An idea. To punish Michael Bay for his seizure-inducing edits he should be made to watch repeatedly the opening shot from The Conversation. This punishment would be a great deal of fun to watch because he’d turn into a hyperactive five-year-old, antsy, unable to sit still, jonesing to get up and do something, anything, and it’d eventually drive him so nuts he’d get up from the couch, race to the window and jump through it. There’s no way he’d be able to sit through the zoom, to understand drama doesn’t need a camera on a bungee cord or lightning-fast cuts to occur, to see how the very length of the zoom helps establish the movie’s tone. Ha, ha, take that, Michael Bay.

Of everything in The Conversation my inability to take my eyes off it surprised me the most. Behind Enemy Lines was a poor choice, and there are many poor choices in his filmography, but Gene Hackman has a screen presence among the best I’ve seen, and he carries well Francis Ford Coppola’s insistence on patience in unfolding the story. He understands the need to just be there and not necessarily do anything to be Harry Caul, which is at the opposite end of the spectrum of the archetypal paranoid movie character. Hackman was the right performer to pull off Coppola’s design for how to tell the story, which even without mind-blowing visuals kept my eyes focused on the screen.

The Sixth Sense has a twist ending; if you paid attention enough you might have caught the clues and figured it out but if you didn’t then the movie pulls the rug from beneath your feet and you have to watch it again to find the clues. The Conversation doesn’t have a twist ending; the ending illustrates the theme and forces the audience to go back and rethink each scene in context, doing the opposite of what led Harry to only one conclusion as to what “he’d kill us if he had the chance” could mean. That line isn’t a clue. The line is about how we perceive what’s being said, when it’s being said and precisely how is it being said, and the fact it can’t really be known. It’s perception versus reality, and after Harry finally meets the Director, The Conversation stops giving definitive mile markers as to when it’s in reality and when it’s not.

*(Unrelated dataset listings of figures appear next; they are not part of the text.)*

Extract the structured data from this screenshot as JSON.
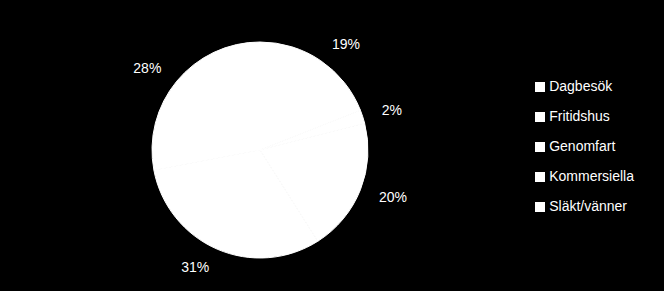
{
  "chart_data": {
    "type": "pie",
    "categories": [
      "Kommersiella",
      "Fritidshus",
      "Släkt/vänner",
      "Dagbesök",
      "Genomfart"
    ],
    "values": [
      19,
      2,
      20,
      31,
      28
    ],
    "value_labels": [
      "19%",
      "2%",
      "20%",
      "31%",
      "28%"
    ],
    "colors": [
      "#ffffff",
      "#ffffff",
      "#ffffff",
      "#ffffff",
      "#ffffff"
    ],
    "data_labels": true,
    "legend": "right"
  }
}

My only complaint with The Conversation is not about the movie itself but what I brought into it and what I imagine happened behind the camera. When Harry is on the phone, walks out of frame and continues talking while the camera remains still before finally walking back into frame, in my mind I could hear Coppola providing the direction. Because I’ve watched so many interviews with him I have a Francis Ford Coppola running in my head and I “know” how he’d say it. It’d be very dramatic, very old school, jodhpurs-and-beret wearing director pontificating about how his idea would elicit the key emotional response in the audience and how they’ll love it in Pomona. Coppola’s presence in the movie was distracting but didn’t ruin the experience, and I don’t think his presence is an illustration of the auteur theory. I’m getting to the point to where I might need to stop watching Francis Ford Coppola interviews because I certainly don’t want the Francis Ford Coppola in my head being too loud when I eventually get around to watching Jack.